Llegados a esa frontera… tú, ¿en qué reino crees?
[1] Walter Benjamin (Berlín, Alemania 1892 – Portbou, España 1940) murió el 26 de septiembre de 1940 en Portbou, España, tras ingerir una dosis letal de morfina en un hotel del pequeño puerto fronterizo español. Tras haber salido de la localidad francesa de Port Vendres guiado por la activista antinazi Lisa Fittko, quien narró la experiencia en un capítulo dedicado a Benjamin de su Mi travesía de los Pirineos.
[2] Conceptos de filosofía de la historia por Walter Benjamin, página 14, punto XVI, edición de 2011, editorial Agebe, Buenos Aires, Argentina.

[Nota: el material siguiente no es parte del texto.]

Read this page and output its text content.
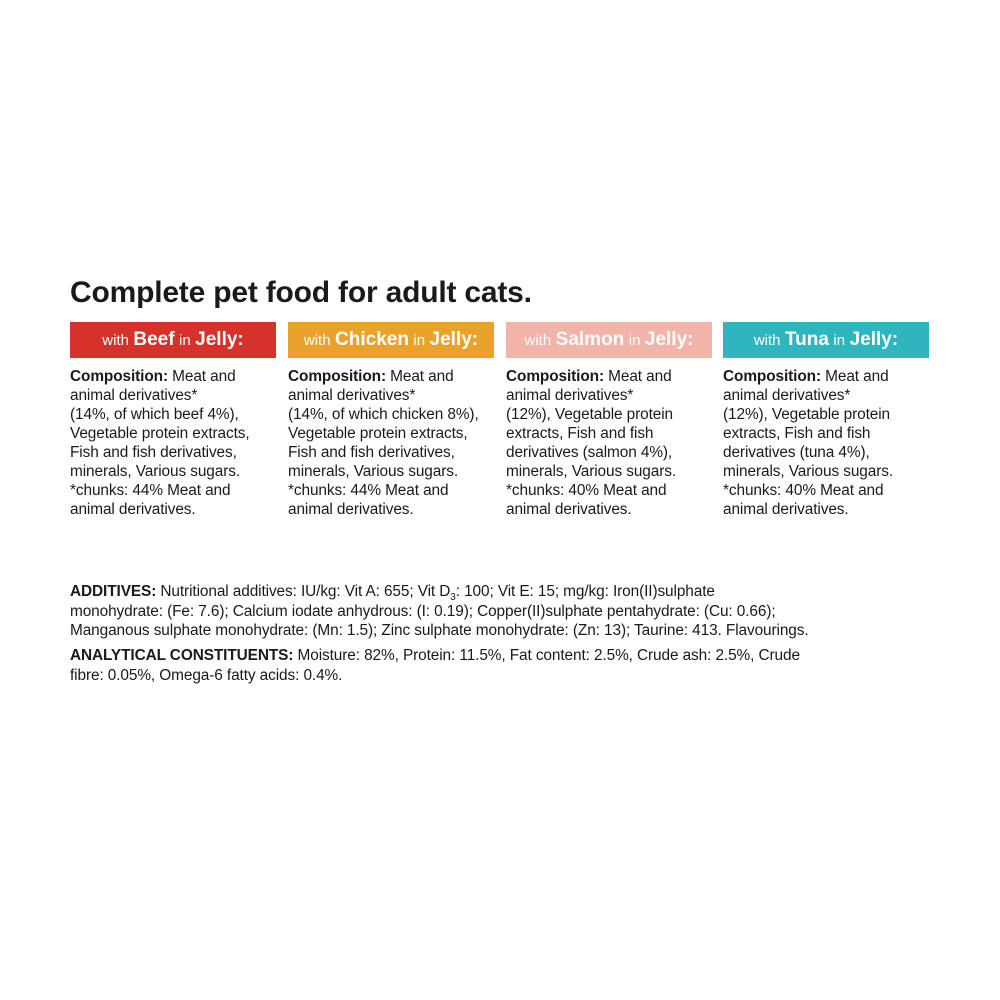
Complete pet food for adult cats.
with Beef in Jelly:
Composition: Meat and
animal derivatives*
(14%, of which beef 4%),
Vegetable protein extracts,
Fish and fish derivatives,
minerals, Various sugars.
*chunks: 44% Meat and
animal derivatives.
with Chicken in Jelly:
Composition: Meat and
animal derivatives*
(14%, of which chicken 8%),
Vegetable protein extracts,
Fish and fish derivatives,
minerals, Various sugars.
*chunks: 44% Meat and
animal derivatives.
with Salmon in Jelly:
Composition: Meat and
animal derivatives*
(12%), Vegetable protein
extracts, Fish and fish
derivatives (salmon 4%),
minerals, Various sugars.
*chunks: 40% Meat and
animal derivatives.
with Tuna in Jelly:
Composition: Meat and
animal derivatives*
(12%), Vegetable protein
extracts, Fish and fish
derivatives (tuna 4%),
minerals, Various sugars.
*chunks: 40% Meat and
animal derivatives.
ADDITIVES: Nutritional additives: IU/kg: Vit A: 655; Vit $D_3$: 100; Vit E: 15; mg/kg: Iron(II)sulphate
monohydrate: (Fe: 7.6); Calcium iodate anhydrous: (I: 0.19); Copper(II)sulphate pentahydrate: (Cu: 0.66);
Manganous sulphate monohydrate: (Mn: 1.5); Zinc sulphate monohydrate: (Zn: 13); Taurine: 413. Flavourings.
ANALYTICAL CONSTITUENTS: Moisture: 82%, Protein: 11.5%, Fat content: 2.5%, Crude ash: 2.5%, Crude
fibre: 0.05%, Omega-6 fatty acids: 0.4%.
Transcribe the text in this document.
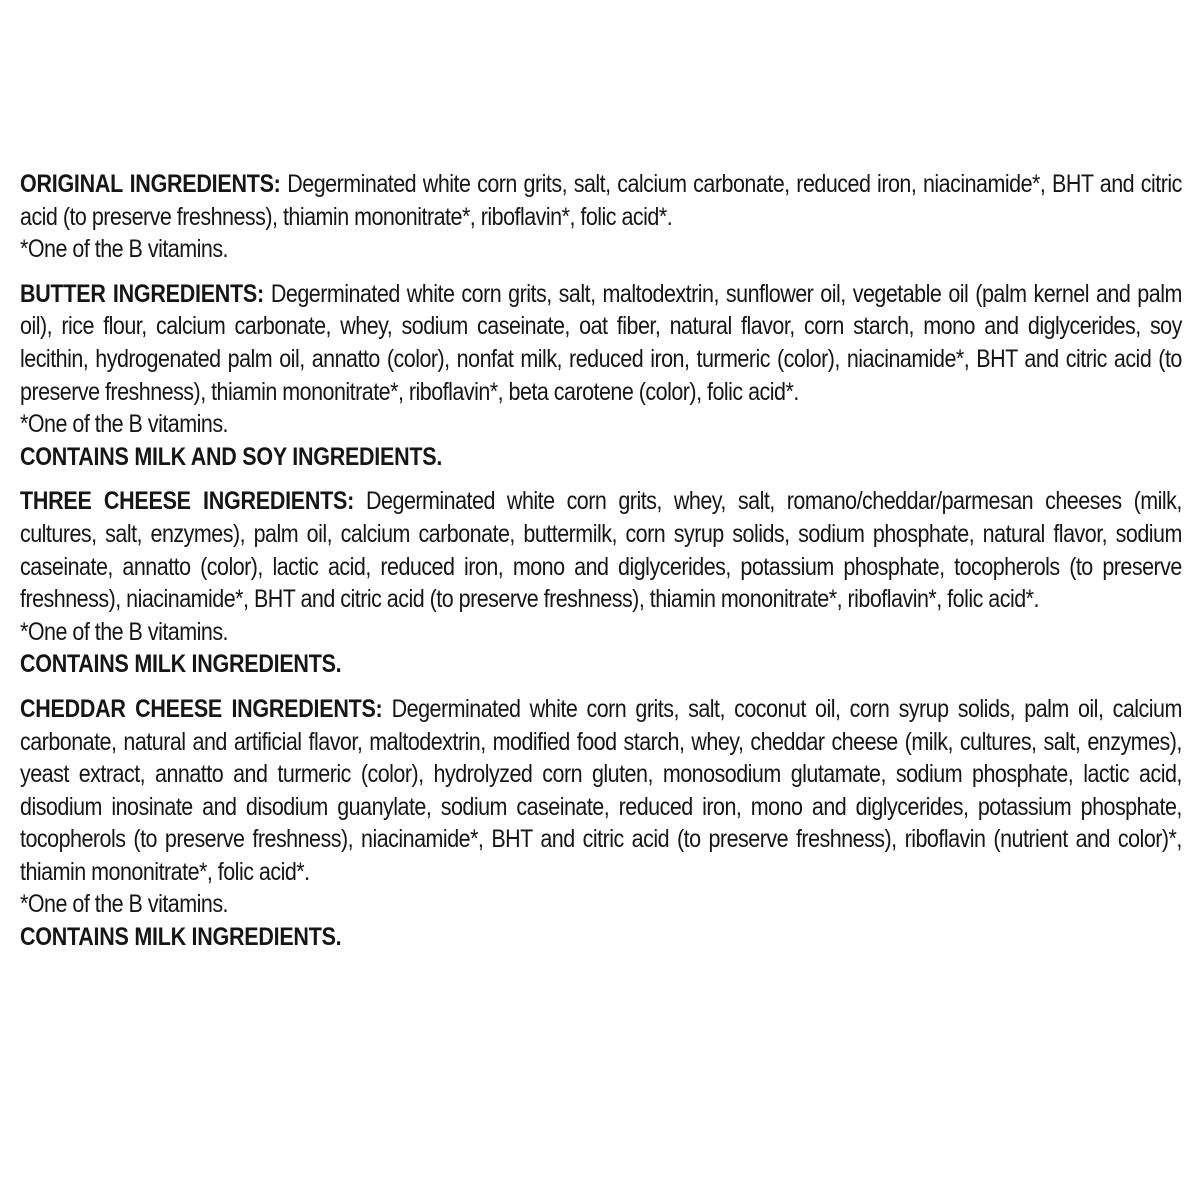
ORIGINAL INGREDIENTS: Degerminated white corn grits, salt, calcium carbonate, reduced iron, niacinamide*, BHT and citric acid (to preserve freshness), thiamin mononitrate*, riboflavin*, folic acid*.

*One of the B vitamins.

BUTTER INGREDIENTS: Degerminated white corn grits, salt, maltodextrin, sunflower oil, vegetable oil (palm kernel and palm oil), rice flour, calcium carbonate, whey, sodium caseinate, oat fiber, natural flavor, corn starch, mono and diglycerides, soy lecithin, hydrogenated palm oil, annatto (color), nonfat milk, reduced iron, turmeric (color), niacinamide*, BHT and citric acid (to preserve freshness), thiamin mononitrate*, riboflavin*, beta carotene (color), folic acid*.

*One of the B vitamins.
CONTAINS MILK AND SOY INGREDIENTS.

THREE CHEESE INGREDIENTS: Degerminated white corn grits, whey, salt, romano/cheddar/parmesan cheeses (milk, cultures, salt, enzymes), palm oil, calcium carbonate, buttermilk, corn syrup solids, sodium phosphate, natural flavor, sodium caseinate, annatto (color), lactic acid, reduced iron, mono and diglycerides, potassium phosphate, tocopherols (to preserve freshness), niacinamide*, BHT and citric acid (to preserve freshness), thiamin mononitrate*, riboflavin*, folic acid*.

*One of the B vitamins.
CONTAINS MILK INGREDIENTS.

CHEDDAR CHEESE INGREDIENTS: Degerminated white corn grits, salt, coconut oil, corn syrup solids, palm oil, calcium carbonate, natural and artificial flavor, maltodextrin, modified food starch, whey, cheddar cheese (milk, cultures, salt, enzymes), yeast extract, annatto and turmeric (color), hydrolyzed corn gluten, monosodium glutamate, sodium phosphate, lactic acid, disodium inosinate and disodium guanylate, sodium caseinate, reduced iron, mono and diglycerides, potassium phosphate, tocopherols (to preserve freshness), niacinamide*, BHT and citric acid (to preserve freshness), riboflavin (nutrient and color)*, thiamin mononitrate*, folic acid*.

*One of the B vitamins.
CONTAINS MILK INGREDIENTS.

[3] En el año 2014 el autor Carlos Albalá (www.carlosalbala.com) publicó el libro Nasz Dom (traducido del polaco, “Nuestro hogar”) donde recoge algunas imágenes, relatos, reflexiones sobre varios testimonios polacos acerca de la ocupación alemana durante principios de los años cuarenta y posteriormente. Además de los viajes realizados por el autor a Polonia, también recoge las voces de otros autores como Adam Zagajewski y Yuri Andrujovich.
[4] Fragmento del libro Nasz Dom de Carlos Albalá sobre el contexto polaco: …en septiembre de 1944 dio comienzo un proceso de reasentamiento de la población polaca, que acabaría ratificándose tras el final de la Segunda Guerra Mundial en la célebre conferencia de Postdam (agosto de 1945), que aceptó el desplazamiento de la frontera del Este de Polonia a favor de la Unión Soviética. […] lo que conllevó procesos de deportación a otros lugares de Polonia.
[5] Fragmento del texto publicado en la obra Dos ciudades de Adam Zagajewski. Editorial Acantilado.
[6] Obra realizada durante el año 1933 por Hans Bellmer (Katowice, Polonia, 1902 – París, Francia, 1975). Esta obra se presentó mediante un conjunto de dieciocho fotografías en el número 6 de la revista surrealista Minotaure, titulada Variaciones sobre el montaje de una menor articulada.
[7] Cuando la isla de Jersey fue ocupada en 1940 por los nazis, Claude Cahun y Marcel Moore, como dúo inseparable, en la vida y en su despliegue creativo, montaron una pequeña pero duradera resistencia a través de sus papiers. Un conjunto de pequeñas obras, publicaciones, papeles de propaganda antibélica y contra los nazis. Un arsenal poético con frases escritas y reescritas en pequeños soportes, con pequeños collages en cajas de cartón de tabaco, fotomontajes, etc., para ser desplegados e infiltrados entre los soldados alemanes, sus mítines y lugares de paso, y también en el resto de la población afín a los invasores.